As of April 29th 2020, there were over 3.13 million confirmed cases of coronavirus (COVID-19) globally, with the United States, Spain, and Italy having the highest numbers. This number is most likely an undercount of all cases because the way a country tests for coronavirus can have a huge impact on the number of cases they detect. We explore how different testing approaches can dramatically limit countries’ abilities to flatten the curve of infections.
Statistics on the number of cases are difficult to compare across countries. Countries have vastly different approaches to testing their populations. For example, Iceland has the highest ratio of number of tests to population and has routinely tested persons with no symptoms or no evident contacts with infected persons. Nearly 44 tests per 1000 Icelanders were administered in the first 30 days of their coronavirus outbreak. In contrast, the US only tests some of the people with symptoms, which has resulted in a mere 0.007 per 1000 Americans tested in the first 30 days since the US’s first case.
Countries that fail to test a large or representative portion of their population might face severe adverse effects.  As the virus circulated undetected for weeks, when the number of acute cases and deaths started to increase rapidly in March 2020 it quickly overwhelmed the capacity of local hospitals and funeral homes.The case of Bergamo in Italy is a case in point.
Decisions on testing are essential to flatten the curve of infections. Comparing the town of Vo’, Italy and the Diamond Princess cruise ship provides a natural experiment to understand the consequences of different testing decisions. Both places had a population of between 3,000 and 4,000 people and implemented similar isolation policies during the epidemic. However, the town of Vo’ tested almost all of its residents following the first detected case while the Diamond Princess ship initially did what most countries do: test mainly suspicious cases. As a result, during the first round of testing, 87 people tested positive in Vo’ (an infection rate of 2.6%), whereas only 10 passengers tested positive on the Diamond Princess (an infection rate of 0.3%).

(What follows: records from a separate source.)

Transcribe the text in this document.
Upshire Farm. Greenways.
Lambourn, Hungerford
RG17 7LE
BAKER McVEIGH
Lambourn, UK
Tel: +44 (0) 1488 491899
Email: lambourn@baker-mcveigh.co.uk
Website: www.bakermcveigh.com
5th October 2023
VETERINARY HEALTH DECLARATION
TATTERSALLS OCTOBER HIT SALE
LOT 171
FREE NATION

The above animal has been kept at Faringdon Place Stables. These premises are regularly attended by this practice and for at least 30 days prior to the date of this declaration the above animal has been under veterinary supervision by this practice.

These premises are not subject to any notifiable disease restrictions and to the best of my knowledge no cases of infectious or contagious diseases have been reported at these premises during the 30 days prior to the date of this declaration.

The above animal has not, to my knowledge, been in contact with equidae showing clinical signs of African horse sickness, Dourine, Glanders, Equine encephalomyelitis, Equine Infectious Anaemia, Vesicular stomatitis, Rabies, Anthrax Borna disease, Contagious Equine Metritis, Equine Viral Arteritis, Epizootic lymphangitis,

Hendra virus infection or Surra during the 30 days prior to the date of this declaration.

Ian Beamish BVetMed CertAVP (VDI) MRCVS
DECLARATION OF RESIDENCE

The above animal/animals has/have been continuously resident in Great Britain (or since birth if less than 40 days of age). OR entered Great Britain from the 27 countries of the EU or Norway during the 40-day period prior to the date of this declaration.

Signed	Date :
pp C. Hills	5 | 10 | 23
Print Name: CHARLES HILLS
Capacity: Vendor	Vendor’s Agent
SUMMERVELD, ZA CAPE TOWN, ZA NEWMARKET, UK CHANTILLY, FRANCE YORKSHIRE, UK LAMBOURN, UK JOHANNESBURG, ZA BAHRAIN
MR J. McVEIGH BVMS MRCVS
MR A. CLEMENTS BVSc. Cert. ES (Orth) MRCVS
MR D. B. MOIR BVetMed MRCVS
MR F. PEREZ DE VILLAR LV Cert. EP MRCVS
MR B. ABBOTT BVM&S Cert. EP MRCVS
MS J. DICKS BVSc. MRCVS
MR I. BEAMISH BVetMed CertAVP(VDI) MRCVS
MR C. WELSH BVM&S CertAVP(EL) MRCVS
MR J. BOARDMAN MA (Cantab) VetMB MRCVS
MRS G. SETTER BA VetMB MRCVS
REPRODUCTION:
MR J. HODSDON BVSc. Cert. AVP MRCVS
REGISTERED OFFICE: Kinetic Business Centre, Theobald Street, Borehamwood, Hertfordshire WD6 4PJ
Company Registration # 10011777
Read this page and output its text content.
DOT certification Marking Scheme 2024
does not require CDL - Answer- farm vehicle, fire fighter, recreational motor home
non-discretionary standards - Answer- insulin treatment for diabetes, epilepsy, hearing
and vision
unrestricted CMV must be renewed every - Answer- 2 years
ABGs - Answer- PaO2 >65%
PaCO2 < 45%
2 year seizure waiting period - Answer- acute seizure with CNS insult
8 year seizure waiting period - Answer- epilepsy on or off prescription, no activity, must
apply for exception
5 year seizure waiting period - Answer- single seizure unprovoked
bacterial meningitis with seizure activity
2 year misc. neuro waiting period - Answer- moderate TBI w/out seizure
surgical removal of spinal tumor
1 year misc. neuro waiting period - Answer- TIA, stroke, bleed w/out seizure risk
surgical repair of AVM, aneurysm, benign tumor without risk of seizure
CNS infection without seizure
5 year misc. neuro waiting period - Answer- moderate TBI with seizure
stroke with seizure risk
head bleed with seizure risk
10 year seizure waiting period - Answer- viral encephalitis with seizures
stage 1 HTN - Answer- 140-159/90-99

By the final round of tests (two weeks since the first test), Vo’ had 6 people infected (0.2% of the population) and 2 deaths. In contrast, the Diamond Princess had 712 passengers infected (19.2% of the population) and 7 deaths. By testing only suspicious cases during the very first round of tests, the Diamond Princess had missed many infected people who then contributed to spread the virus in the subsequent period. The main difference between the two cases is the number of tests during the first screening, not the policy applied to the infected group. In fact, the Diamond Princess was relatively quick in quarantining all passengers whereas the town of Vo’ initially quarantined only those found to be infected. In other words, the town of Vo’ also reduced the cost of quarantining people.
There is a strong relationship between the number of tests performed and the number of cases identified across countries (see diagram below). There is also evidence that the statistics emerging on Susceptible, Infected, Recovered, and Dead people (SIRD) from tests are not representative of the underlying populations (http://lapogianni.blogspot.com/). This justifies the repeated calls by policy makers for “testing, testing, testing”. It also emphasizes the importance of conducting mass testing immediately after the first cases using samples that are representative of the population.